From a timing perspective, this process will be slow.  Let's just assume it takes five minutes to reboot the machine and restart the Hadoop services.  The good news is that while we can't do these all at once, there is likely a relatively small number of master nodes.  Even if you have the extremely generous number of master nodes detailed near the end of the a robust set of hadoop master nodes (it is hard to swing it with two machines) posting, you could still get all of the masters done in a relatively short period of time.

Patch Workers Two at a Time

The real time killer to this whole process is rolling the OS upgrades out to the worker nodes.  To prevent the cluster from ever having any fully-replicated dataset blocks without at least one replica available, then you can only have dfs.replication - 1 servers offline at any given moment.  For most of us, that means only two servers at a time.  Obviously, you could perform more at a time to speed things up, but again you'll be at a risk of needing a block that is currently available at the time of need.
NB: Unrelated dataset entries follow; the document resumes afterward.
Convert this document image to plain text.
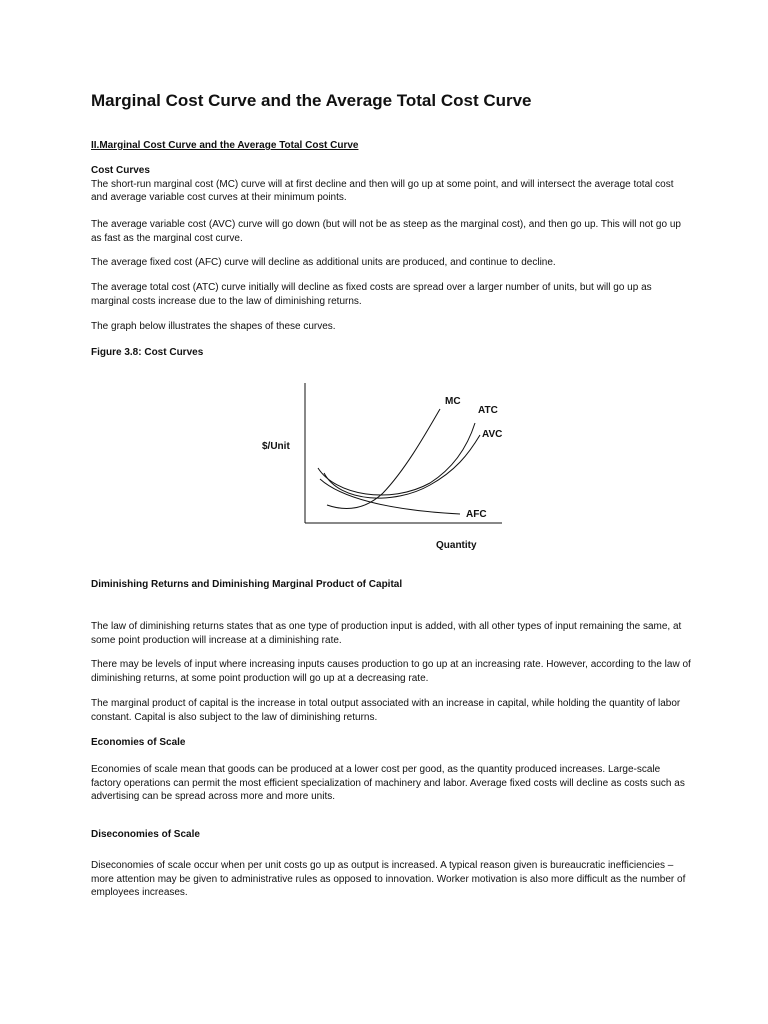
Marginal Cost Curve and the Average Total Cost Curve

II.Marginal Cost Curve and the Average Total Cost Curve

Cost Curves
The short-run marginal cost (MC) curve will at first decline and then will go up at some point, and will intersect the average total cost and average variable cost curves at their minimum points.

The average variable cost (AVC) curve will go down (but will not be as steep as the marginal cost), and then go up. This will not go up as fast as the marginal cost curve.

The average fixed cost (AFC) curve will decline as additional units are produced, and continue to decline.

The average total cost (ATC) curve initially will decline as fixed costs are spread over a larger number of units, but will go up as marginal costs increase due to the law of diminishing returns.

The graph below illustrates the shapes of these curves.

Figure 3.8: Cost Curves

$/Unit
Quantity
MC
ATC
AVC
AFC

Diminishing Returns and Diminishing Marginal Product of Capital

The law of diminishing returns states that as one type of production input is added, with all other types of input remaining the same, at some point production will increase at a diminishing rate.

There may be levels of input where increasing inputs causes production to go up at an increasing rate. However, according to the law of diminishing returns, at some point production will go up at a decreasing rate.

The marginal product of capital is the increase in total output associated with an increase in capital, while holding the quantity of labor constant. Capital is also subject to the law of diminishing returns.

Economies of Scale

Economies of scale mean that goods can be produced at a lower cost per good, as the quantity produced increases. Large-scale factory operations can permit the most efficient specialization of machinery and labor. Average fixed costs will decline as costs such as advertising can be spread across more and more units.

Diseconomies of Scale

Diseconomies of scale occur when per unit costs go up as output is increased. A typical reason given is bureaucratic inefficiencies – more attention may be given to administrative rules as opposed to innovation. Worker motivation is also more difficult as the number of employees increases.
If you are open to not having some blocks available at any given time, then I'd go back to the beginning of this posting and just take a cluster-wide outage to perform the OS patching and then restoring service.  My guess is that if you made it this far (in what I have to admit is a pretty long and rather dry post) then that is not really an option for you.  If you don't want to do that, but you want to go faster then you could always consider increasing the replication factor, but that has some pretty holistic effects that you'd have to consider wisely, and truthfully, how much faster would that really speed you up since you aren't going to set dfs.replication = 10 or anything like that.

Wrap-Up Chit-Chat

Hopefully, this post has given you Hadoop administrators out there something to think about and possibly even helps you with your operational strategy to address the need to perform periodic OS patches.  I know this isn't a fun topic, but that's why we get paid the medium bucks, isn't it?!?!  I'd love to hear what questions, comments and/or concerns you have with this information, but I'd be even more interested to learn what you are doing now for OS patching and if you have any future plans as we all begin to embrace Hadoop Rolling Upgrades.